This is a specific conversation about Cat litter — what cats actually prefer — ask about yours and get one honest answer for your exact situation.
inparticular.ai
You've hit one of the most frustrating litter situations there is — a cat who's tried multiple natural alternatives and keeps rejecting them for the original clay. Before we assume the problem is stubbornness, it's worth knowing that litter preference is genuinely hardwired in many cats. Texture and scent familiarity are the biggest factors, and clay has a distinct fine, dense texture that natural alternatives — paper, wood, corn, walnut — simply don't replicate. Most cats prefer unscented, fine-grained clumping litter, and cats who grew up on clay often refuse anything that feels or smells different underfoot. So: how old was your Ocicat when you first tried switching, which natural brands did you try, and have you had any litter box avoidance incidents during the attempts?

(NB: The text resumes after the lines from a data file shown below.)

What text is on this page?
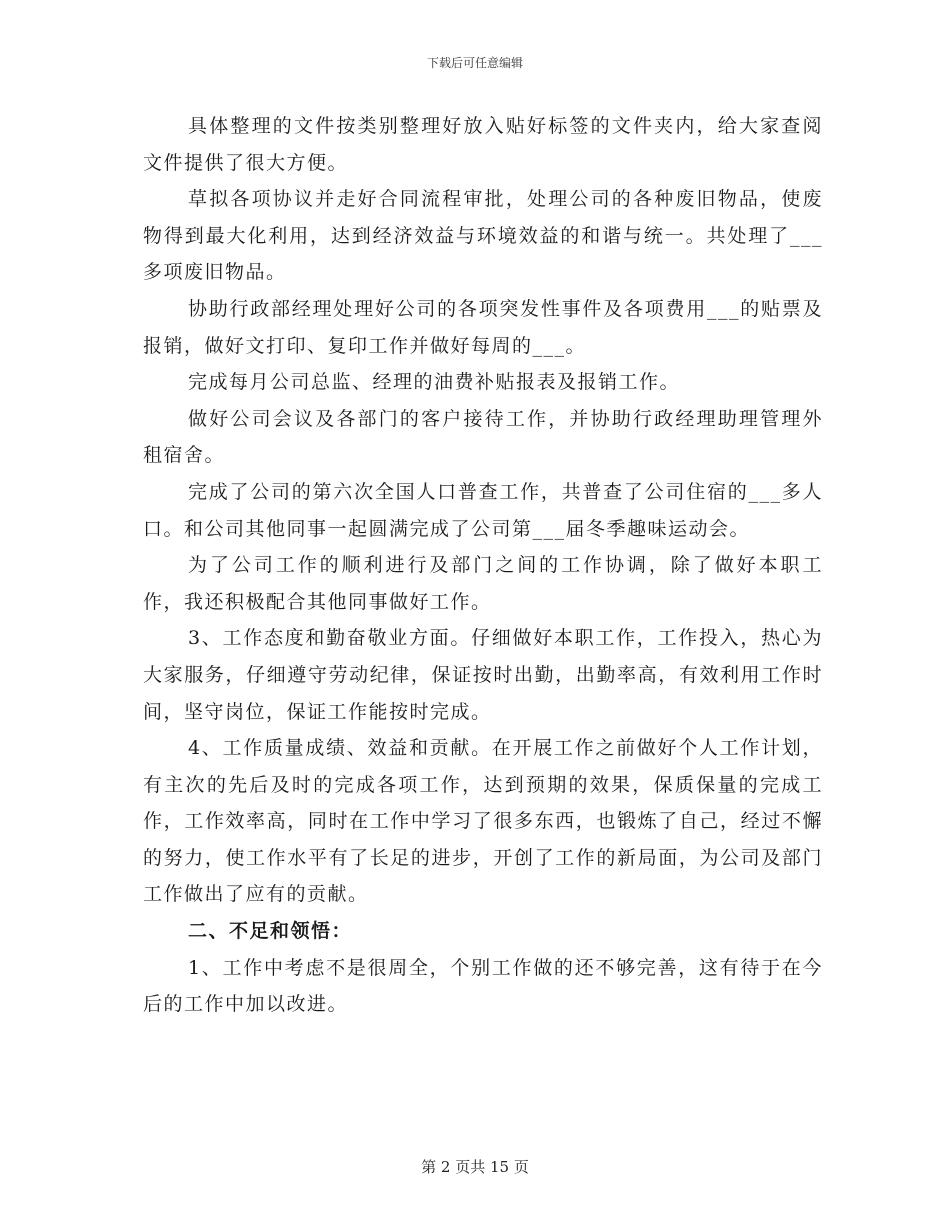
下载后可任意编辑

具体整理的文件按类别整理好放入贴好标签的文件夹内，给大家查阅文件提供了很大方便。

草拟各项协议并走好合同流程审批，处理公司的各种废旧物品，使废物得到最大化利用，达到经济效益与环境效益的和谐与统一。共处理了___多项废旧物品。

协助行政部经理处理好公司的各项突发性事件及各项费用___的贴票及报销，做好文打印、复印工作并做好每周的___。

完成每月公司总监、经理的油费补贴报表及报销工作。

做好公司会议及各部门的客户接待工作，并协助行政经理助理管理外租宿舍。

完成了公司的第六次全国人口普查工作，共普查了公司住宿的___多人口。和公司其他同事一起圆满完成了公司第___届冬季趣味运动会。

为了公司工作的顺利进行及部门之间的工作协调，除了做好本职工作，我还积极配合其他同事做好工作。

3、工作态度和勤奋敬业方面。仔细做好本职工作，工作投入，热心为大家服务，仔细遵守劳动纪律，保证按时出勤，出勤率高，有效利用工作时间，坚守岗位，保证工作能按时完成。

4、工作质量成绩、效益和贡献。在开展工作之前做好个人工作计划，有主次的先后及时的完成各项工作，达到预期的效果，保质保量的完成工作，工作效率高，同时在工作中学习了很多东西，也锻炼了自己，经过不懈的努力，使工作水平有了长足的进步，开创了工作的新局面，为公司及部门工作做出了应有的贡献。

二、不足和领悟：

1、工作中考虑不是很周全，个别工作做的还不够完善，这有待于在今后的工作中加以改进。

第 2 页共 15 页
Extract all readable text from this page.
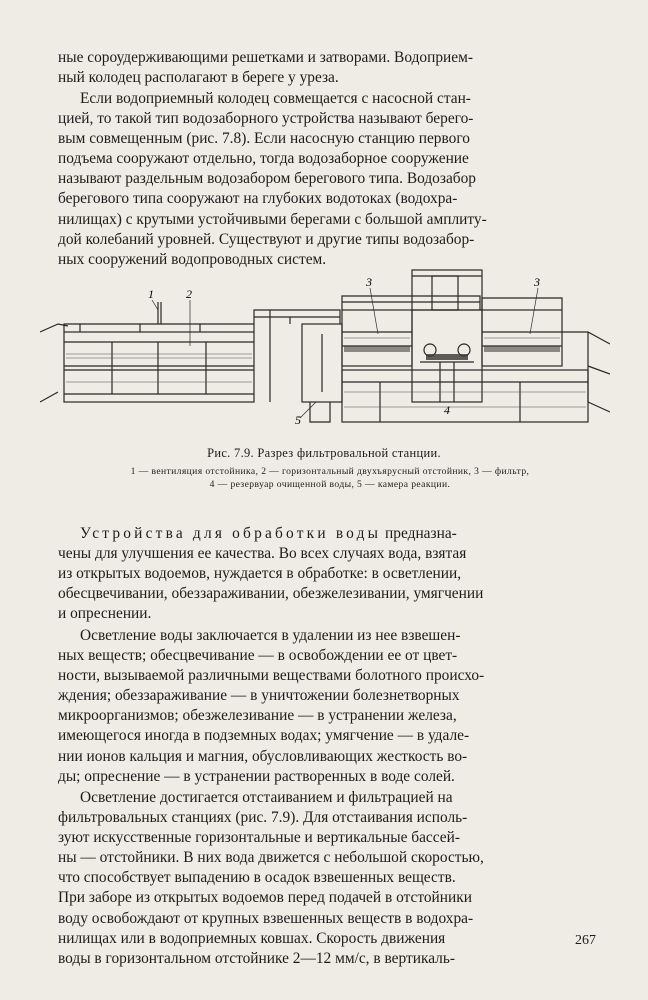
ные сороудерживающими решетками и затворами. Водоприем-
ный колодец располагают в береге у уреза.

Если водоприемный колодец совмещается с насосной стан-
цией, то такой тип водозаборного устройства называют берего-
вым совмещенным (рис. 7.8). Если насосную станцию первого
подъема сооружают отдельно, тогда водозаборное сооружение
называют раздельным водозабором берегового типа. Водозабор
берегового типа сооружают на глубоких водотоках (водохра-
нилищах) с крутыми устойчивыми берегами с большой амплиту-
дой колебаний уровней. Существуют и другие типы водозабор-
ных сооружений водопроводных систем.

1	2
3	3
4
5
Рис. 7.9. Разрез фильтровальной станции.
1 — вентиляция отстойника, 2 — горизонтальный двухъярусный отстойник, 3 — фильтр,
4 — резервуар очищенной воды, 5 — камера реакции.

Устройства для обработки воды предназна-
чены для улучшения ее качества. Во всех случаях вода, взятая
из открытых водоемов, нуждается в обработке: в осветлении,
обесцвечивании, обеззараживании, обезжелезивании, умягчении
и опреснении.

Осветление воды заключается в удалении из нее взвешен-
ных веществ; обесцвечивание — в освобождении ее от цвет-
ности, вызываемой различными веществами болотного происхо-
ждения; обеззараживание — в уничтожении болезнетворных
микроорганизмов; обезжелезивание — в устранении железа,
имеющегося иногда в подземных водах; умягчение — в удале-
нии ионов кальция и магния, обусловливающих жесткость во-
ды; опреснение — в устранении растворенных в воде солей.

Осветление достигается отстаиванием и фильтрацией на
фильтровальных станциях (рис. 7.9). Для отстаивания исполь-
зуют искусственные горизонтальные и вертикальные бассей-
ны — отстойники. В них вода движется с небольшой скоростью,
что способствует выпадению в осадок взвешенных веществ.
При заборе из открытых водоемов перед подачей в отстойники
воду освобождают от крупных взвешенных веществ в водохра-
нилищах или в водоприемных ковшах. Скорость движения
воды в горизонтальном отстойнике 2—12 мм/с, в вертикаль-

267
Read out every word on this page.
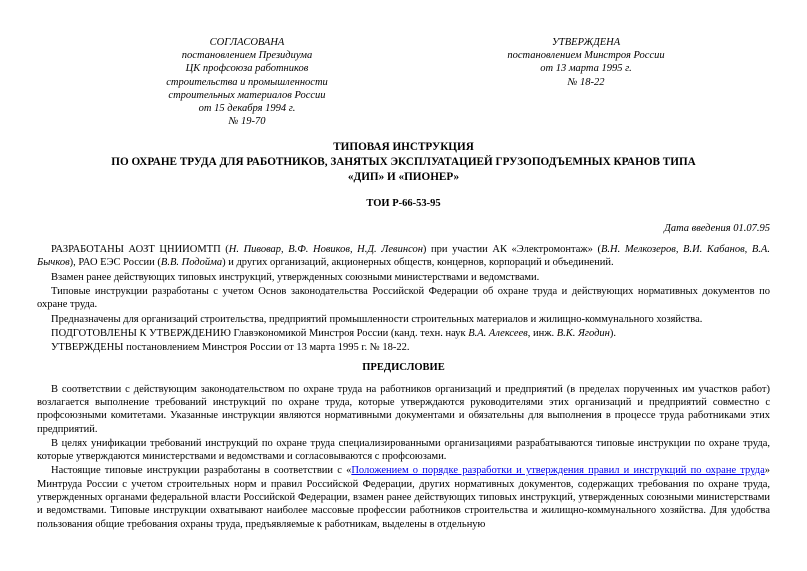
СОГЛАСОВАНА
постановлением Президиума
ЦК профсоюза работников
строительства и промышленности
строительных материалов России
от 15 декабря 1994 г.
№ 19-70
УТВЕРЖДЕНА
постановлением Минстроя России
от 13 марта 1995 г.
№ 18-22
ТИПОВАЯ ИНСТРУКЦИЯ
ПО ОХРАНЕ ТРУДА ДЛЯ РАБОТНИКОВ, ЗАНЯТЫХ ЭКСПЛУАТАЦИЕЙ ГРУЗОПОДЪЕМНЫХ КРАНОВ ТИПА
«ДИП» И «ПИОНЕР»
ТОИ Р-66-53-95
Дата введения 01.07.95

РАЗРАБОТАНЫ АОЗТ ЦНИИОМТП (Н. Пивовар, В.Ф. Новиков, Н.Д. Левинсон) при участии АК «Электромонтаж» (В.Н. Мелкозеров, В.И. Кабанов, В.А. Бычков), РАО ЕЭС России (В.В. Подойма) и других организаций, акционерных обществ, концернов, корпораций и объединений.

Взамен ранее действующих типовых инструкций, утвержденных союзными министерствами и ведомствами.

Типовые инструкции разработаны с учетом Основ законодательства Российской Федерации об охране труда и действующих нормативных документов по охране труда.

Предназначены для организаций строительства, предприятий промышленности строительных материалов и жилищно-коммунального хозяйства.

ПОДГОТОВЛЕНЫ К УТВЕРЖДЕНИЮ Главэкономикой Минстроя России (канд. техн. наук В.А. Алексеев, инж. В.К. Ягодин).

УТВЕРЖДЕНЫ постановлением Минстроя России от 13 марта 1995 г. № 18-22.

ПРЕДИСЛОВИЕ

В соответствии с действующим законодательством по охране труда на работников организаций и предприятий (в пределах порученных им участков работ) возлагается выполнение требований инструкций по охране труда, которые утверждаются руководителями этих организаций и предприятий совместно с профсоюзными комитетами. Указанные инструкции являются нормативными документами и обязательны для выполнения в процессе труда работниками этих предприятий.

В целях унификации требований инструкций по охране труда специализированными организациями разрабатываются типовые инструкции по охране труда, которые утверждаются министерствами и ведомствами и согласовываются с профсоюзами.

Настоящие типовые инструкции разработаны в соответствии с «Положением о порядке разработки и утверждения правил и инструкций по охране труда» Минтруда России с учетом строительных норм и правил Российской Федерации, других нормативных документов, содержащих требования по охране труда, утвержденных органами федеральной власти Российской Федерации, взамен ранее действующих типовых инструкций, утвержденных союзными министерствами и ведомствами. Типовые инструкции охватывают наиболее массовые профессии работников строительства и жилищно-коммунального хозяйства. Для удобства пользования общие требования охраны труда, предъявляемые к работникам, выделены в отдельную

She's 4 now. We started trying to switch when she was about 2 — we tried Natusan, oko cat, and a wood pellet one I can't remember. Every time she'd either go outside the box or just hold it. We went back to our original Catsan each time. We'd really like something more eco-friendly but we're running out of ideas.
inparticular.ai
That pattern — holding it or going beside the box — tells you clearly she's not being awkward, she's genuinely distressed by the texture change. The brands you tried are all quite different from clay: Natusan is wood-based, Ökocat is also plant fibre, and wood pellets are probably the furthest from clay texture you can get. None of them clump the way clay does, and they all feel and smell completely different underfoot. Before I suggest anything, one practical question: are you doing cold-turkey switches or gradual blends? And is the goal purely environmental, or is dust or tracking also a concern?
We've always done cold turkey which maybe was the problem. The goal is mainly environmental — dust and tracking aren't a big issue as long as it's not dramatically worse than Catsan.
inparticular.ai
Cold-turkey is almost certainly a big part of it — but I'd also say the products themselves were always going to be a hard sell for a clay-committed cat. Here's my honest take: if your priority is reducing environmental impact while actually keeping her using the box, the best move isn't a dramatic texture change — it's finding a clay litter with better environmental credentials, and switching gradually over two to three weeks by blending increasing amounts of the new litter into the old. The product I'd point you to is Dr. Elsey's Ultra Clumping Cat Litter. It's a premium unscented clay litter with an extremely fine, dense texture — closer to Catsan than anything you've tried, which dramatically improves your chances of acceptance. The clumping is very firm, which means lower overall usage and less waste per scoop. It's not plant-based, but it's unscented, very low dust, and the efficiency genuinely reduces how much ends up in landfill versus a poorly clumping natural litter that gets changed out completely every week.
That makes sense actually. So just mix it in gradually? And would she really not notice the switch if it's clay-to-clay?
inparticular.ai
Clay-to-clay switches are almost always far smoother — you're keeping the texture and general feel consistent, which is what she's protecting. Start with about 25% Dr. Elsey's to 75% Catsan for the first week, then 50/50 the second week, then 75/25 the third, then full swap. Most cats don't register this as a change at all. If she sniffs the box more than usual in week one, just slow the ratio down — there's no rush. The one thing to watch is that Dr. Elsey's clumps harder than Catsan so you'll notice you need to scoop a bit more firmly, but that's a good sign — it means less litter used overall.
Really helpful, thank you. I'll order it and try the gradual approach.
inparticular.ai
Good luck — I think you'll find this one much easier than the previous attempts. The key difference is you're not asking her to accept a fundamentally different material, just a slightly different version of what she already likes. If she does show any hesitation, slow the blend down and give it another week at that ratio. Ocicats are curious cats generally, but litter preference doesn't care about personality — the texture instinct runs deeper than breed. She should settle into it well.